Diane T.: “What has always stood out to me about Vanguard is the people, our crew. Throughout my Vanguard journey, I’ve gotten a chance to explore various roles in security which has helped me navigate my career, and I have had the opportunity to work with the most incredible, supportive team members and leaders who truly care about me. Vanguard is truly the best place to work.”

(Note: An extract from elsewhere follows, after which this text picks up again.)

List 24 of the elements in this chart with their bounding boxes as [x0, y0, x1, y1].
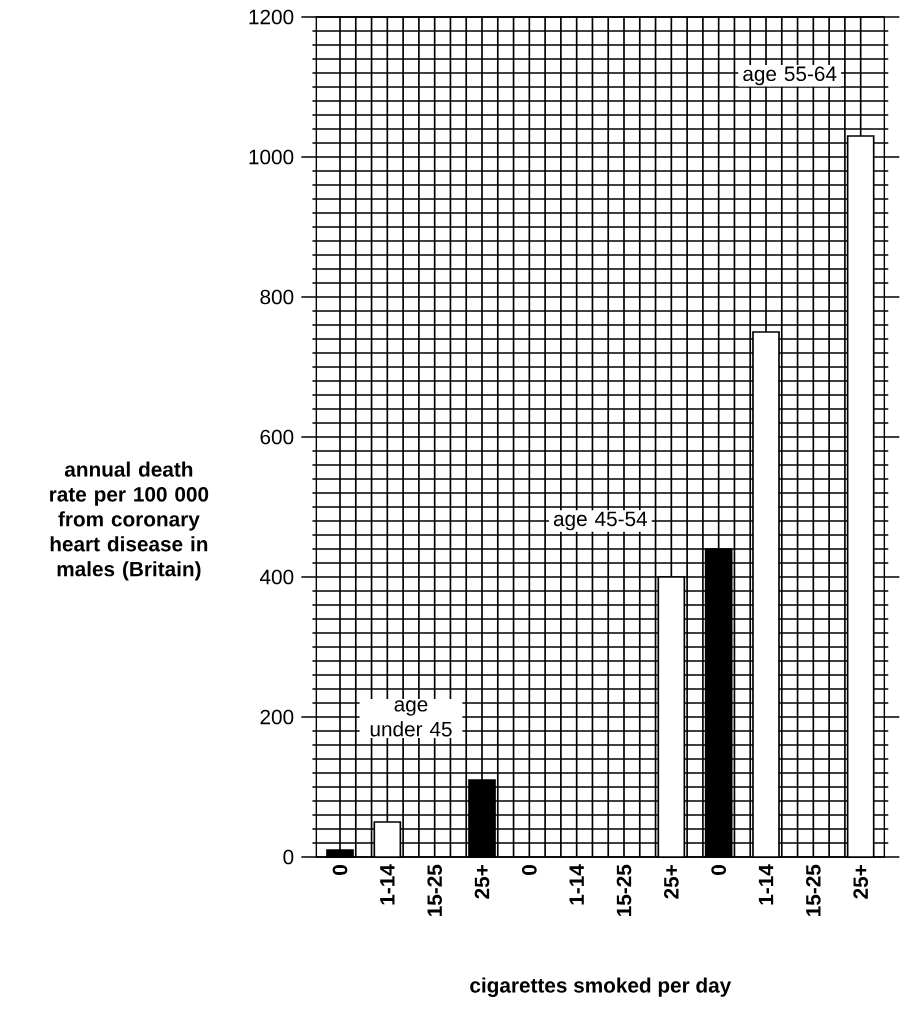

Kelly P.: “When I was seeking an employer, I was looking for somewhere I could grow, be challenged, collaborate with others who encourage diversity of thought and innovation, and do purposeful, value-driven work that truly makes a difference. I am fortunate to not only have found that during my tenure at Vanguard, but also to find a place where I can build a long and engaging career, experience many milestones (like earning an MBA, getting married, and starting a family), and mentor others who are seeking to do the same. Our mission, combined with our distinctive culture and an encouragement to learn continuously has given me a great opportunity to develop in ways I never imagined!”
Megan M.: “Vanguard is not just a great place to work—it is a great place to have a career! As a company, we promote continuous learning and rotations which has allowed me to grow as a technical professional and as a leader. I have been encouraged to take on novel challenges and mentored to hone new skills preparing me for roles that I never imagined.”
Rehana V.: “Having started my career at Vanguard, I like to say I grew up here. During my time here, I have received endless support and opportunities for growth and learning. From supporting my diverse needs and perspectives, to affording me the flexibility to meet my personal obligations, Vanguard’s commitment to their crew has helped me grow into the best version of myself. Vanguard’s collaborative culture and mission driven purpose permeates through every aspect of my work and personal life.”